IR35 sets out the rules known as the "intermediaries" or "disguised employment" legislation and currently applies to someone who provides services through their own company, which is often called a personal services company (PSC).

It tests whether money paid to that PSC should be treated as corporate income or employment income. Changes in April 2017 will affect who is responsible for assessing and deducting tax.

Victoria Short, managing director Randstad public services, said: “April might seem a long way off but public sector workers simply cannot afford to ignore the changes to IR35 if they want to avoid a last minute shock.

“Unless you’re a tax expert, IR35 is a difficult rule to get your head around and so far there has been very little guidance from HMRC on how public sector contract roles will be assessed. Contractors play a crucial role in keeping public services running so it’s frustrating that HMRC will publish its In/Out IR35 questionnaire in March, leaving workers a matter of days to consider how it will impact them.”

If you’re unsure whether the changes affect you, Randstad has answers to the most important questions.

Who does IR35 affect?

The changes will apply to public sector contractors who work through a PSC. For example, if you are a care worker who got their job through Randstad and set up their own limited company, you will be impacted.

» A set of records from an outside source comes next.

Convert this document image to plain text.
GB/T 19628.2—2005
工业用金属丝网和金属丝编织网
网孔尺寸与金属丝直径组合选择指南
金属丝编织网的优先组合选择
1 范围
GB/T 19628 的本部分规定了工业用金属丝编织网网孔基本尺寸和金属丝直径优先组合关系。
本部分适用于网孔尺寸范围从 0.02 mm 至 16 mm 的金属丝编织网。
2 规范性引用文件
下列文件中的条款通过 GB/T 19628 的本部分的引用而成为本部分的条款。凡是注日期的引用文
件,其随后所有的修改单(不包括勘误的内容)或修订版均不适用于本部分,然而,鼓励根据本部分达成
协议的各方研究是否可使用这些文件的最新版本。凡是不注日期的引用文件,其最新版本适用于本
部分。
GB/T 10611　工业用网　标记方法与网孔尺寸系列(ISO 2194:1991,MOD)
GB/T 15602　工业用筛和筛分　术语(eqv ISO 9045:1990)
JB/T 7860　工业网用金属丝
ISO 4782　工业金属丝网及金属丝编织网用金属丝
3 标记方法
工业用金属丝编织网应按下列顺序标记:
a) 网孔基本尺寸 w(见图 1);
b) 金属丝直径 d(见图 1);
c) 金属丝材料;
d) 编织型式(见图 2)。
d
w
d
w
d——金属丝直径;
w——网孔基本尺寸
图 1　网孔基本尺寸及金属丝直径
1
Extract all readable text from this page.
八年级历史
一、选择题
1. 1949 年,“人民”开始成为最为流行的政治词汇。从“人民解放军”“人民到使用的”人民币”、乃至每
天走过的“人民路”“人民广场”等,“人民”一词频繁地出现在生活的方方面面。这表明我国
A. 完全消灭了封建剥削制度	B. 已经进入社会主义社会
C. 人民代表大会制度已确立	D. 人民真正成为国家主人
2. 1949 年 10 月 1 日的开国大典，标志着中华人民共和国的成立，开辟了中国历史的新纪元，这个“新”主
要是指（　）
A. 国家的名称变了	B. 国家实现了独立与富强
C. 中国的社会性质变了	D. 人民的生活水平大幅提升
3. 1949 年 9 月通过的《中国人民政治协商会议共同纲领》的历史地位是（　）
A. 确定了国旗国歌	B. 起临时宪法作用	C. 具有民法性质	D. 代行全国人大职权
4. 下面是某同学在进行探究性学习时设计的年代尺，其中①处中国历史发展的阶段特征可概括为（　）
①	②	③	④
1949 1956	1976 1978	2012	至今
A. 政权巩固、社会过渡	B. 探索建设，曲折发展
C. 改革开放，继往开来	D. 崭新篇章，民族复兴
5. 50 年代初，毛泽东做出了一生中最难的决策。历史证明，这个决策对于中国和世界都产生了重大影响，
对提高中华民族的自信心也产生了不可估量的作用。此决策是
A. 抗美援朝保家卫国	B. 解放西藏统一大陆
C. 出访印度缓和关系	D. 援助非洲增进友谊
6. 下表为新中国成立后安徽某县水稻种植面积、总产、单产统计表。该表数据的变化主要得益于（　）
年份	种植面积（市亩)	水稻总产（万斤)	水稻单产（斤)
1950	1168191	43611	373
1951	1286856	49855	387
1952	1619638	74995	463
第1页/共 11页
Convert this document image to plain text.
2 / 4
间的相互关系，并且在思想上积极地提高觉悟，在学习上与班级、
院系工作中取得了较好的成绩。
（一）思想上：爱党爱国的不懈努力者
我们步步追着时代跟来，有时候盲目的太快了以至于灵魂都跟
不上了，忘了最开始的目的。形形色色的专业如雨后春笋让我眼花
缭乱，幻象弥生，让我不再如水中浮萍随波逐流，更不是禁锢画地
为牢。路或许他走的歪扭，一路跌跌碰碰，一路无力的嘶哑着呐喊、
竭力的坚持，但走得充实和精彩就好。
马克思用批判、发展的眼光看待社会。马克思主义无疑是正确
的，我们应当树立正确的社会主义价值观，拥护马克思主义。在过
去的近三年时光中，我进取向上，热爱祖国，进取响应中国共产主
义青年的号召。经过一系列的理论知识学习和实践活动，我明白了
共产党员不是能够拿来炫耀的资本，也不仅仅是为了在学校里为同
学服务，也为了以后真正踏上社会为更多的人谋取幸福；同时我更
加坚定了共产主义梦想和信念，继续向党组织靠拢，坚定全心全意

Overall, the legislation is anticipated to affect tens of thousands of workers across the country.

What’s changing?

Currently it's up to the directors of the PSC to perform the IR35 assessment and decide if the role is more like employment and not an independent business. The proposed changes require organisations in the public sector (and any agencies supplying them), to perform that IR35 assessment.

How does IR35 work?

If after the assessment you are found to be outside IR35 then you can continue to be paid gross. If on the inside, the agency will deduct income tax (PAYE) and employee and employer national insurance before they pay the PSC.

How do I check if IR35 applies to me?

The responsibility for operating IR35 in the public sector will rest with your recruitment agency. They will let you know what the client has decided about various roles and if your role is assessed as within IR35.

What are the next steps?

Your agency will present the following options: remaining as a PSC and have the deductions made for you or move to being a worker on a payroll, either with Randstad or with an umbrella company. On the whole there will now be little difference in any of these.

 Randstad will be in touch during February to explain the financial impact if your role is assessed as within IR35 and the implications of other ways of working with us. In March we hope to be able to tell you how the public sector client has assessed your role.